Long term Finance Function Decisions.
(a) Investment decisions (I) : These decisions relate to the selection of assets in which funds will be invested by a firm. Funds procured from different sources have to be invested in various kinds of assets. Long term funds are used in a project for various fixed assets and also for current assets. The investment of funds in a project has to be made after careful assessment of the various projects through capital budgeting. A part of long term funds is also to be kept for financing the working capital requirements. Asset management policies are to be laid down regarding various items of current assets. The inventory policy would be determined by the production manager and the finance manager keeping in view the requirement of production and the future price estimates of raw materials and the availability of funds.
(b) Financing decisions (F): These decisions relate to acquiring the optimum finance to meet financial objectives and seeing that fixed and working capital are effectively managed. The financial manager needs to possess a good knowledge of the sources of available funds and their respective costs and needs to ensure that the company has a sound capital structure, i.e. a proper balance between equity capital and debt. Such managers also need to have a very clear understanding as to the difference between profit and cash flow, bearing in mind that profit is of little avail unless the organisation is adequately supported by cash to pay for assets and sustain the working capital cycle. Financing decisions also call for a good knowledge of evaluation of risk, e.g. excessive debt carried high risk for an organization’s equity because of the priority rights of the lenders. A major area for risk-related decisions is in overseas trading, where an organisation is vulnerable to currency fluctuations, and the manager must be well aware of the various protective procedures such as hedging (it is a strategy designed to minimize, reduce or cancel out the risk in another investment) available to him. For example, someone who has a shop, takes care of the risk of the goods being destroyed by fire by hedging it via a fire insurance contract.
(c) Dividend decisions(D): These decisions relate to the determination as to how much and how frequently cash can be paid out of the profits of an organisation as income for its owners/shareholders.

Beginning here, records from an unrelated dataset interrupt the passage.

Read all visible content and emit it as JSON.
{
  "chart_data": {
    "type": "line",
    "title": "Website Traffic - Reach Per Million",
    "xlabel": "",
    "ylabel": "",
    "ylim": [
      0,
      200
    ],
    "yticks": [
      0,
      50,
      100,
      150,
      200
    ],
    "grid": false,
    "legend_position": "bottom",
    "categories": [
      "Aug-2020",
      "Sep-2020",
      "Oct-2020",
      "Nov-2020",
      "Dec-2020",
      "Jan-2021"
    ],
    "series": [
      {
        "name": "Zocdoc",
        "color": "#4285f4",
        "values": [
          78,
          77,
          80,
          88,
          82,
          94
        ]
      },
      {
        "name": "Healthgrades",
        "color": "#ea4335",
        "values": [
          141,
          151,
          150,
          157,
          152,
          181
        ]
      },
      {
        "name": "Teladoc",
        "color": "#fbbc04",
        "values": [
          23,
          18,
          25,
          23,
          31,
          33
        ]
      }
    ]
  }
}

The owner of any profit-making organization looks for reward for his investment in two ways, the growth of the capital invested and the cash paid out as income; for a sole trader this income would be termed as drawings and for a limited liability company the term is dividends.
The dividend decision thus has two elements – the amount to be paid out and the amount to be retained to support the growth of the organisation, the latter being also a financing decision; the level and regular growth of dividends represent a significant factor in determining a profit-making company’s market value, i.e. the value placed on its shares by the stock market.
All three types of decisions are interrelated, the first two pertaining to any kind of organisation while the third relates only to profit-making organisations, thus it can be seen that financial management is of vital importance at every level of business activity, from a sole trader to the largest multinational corporation.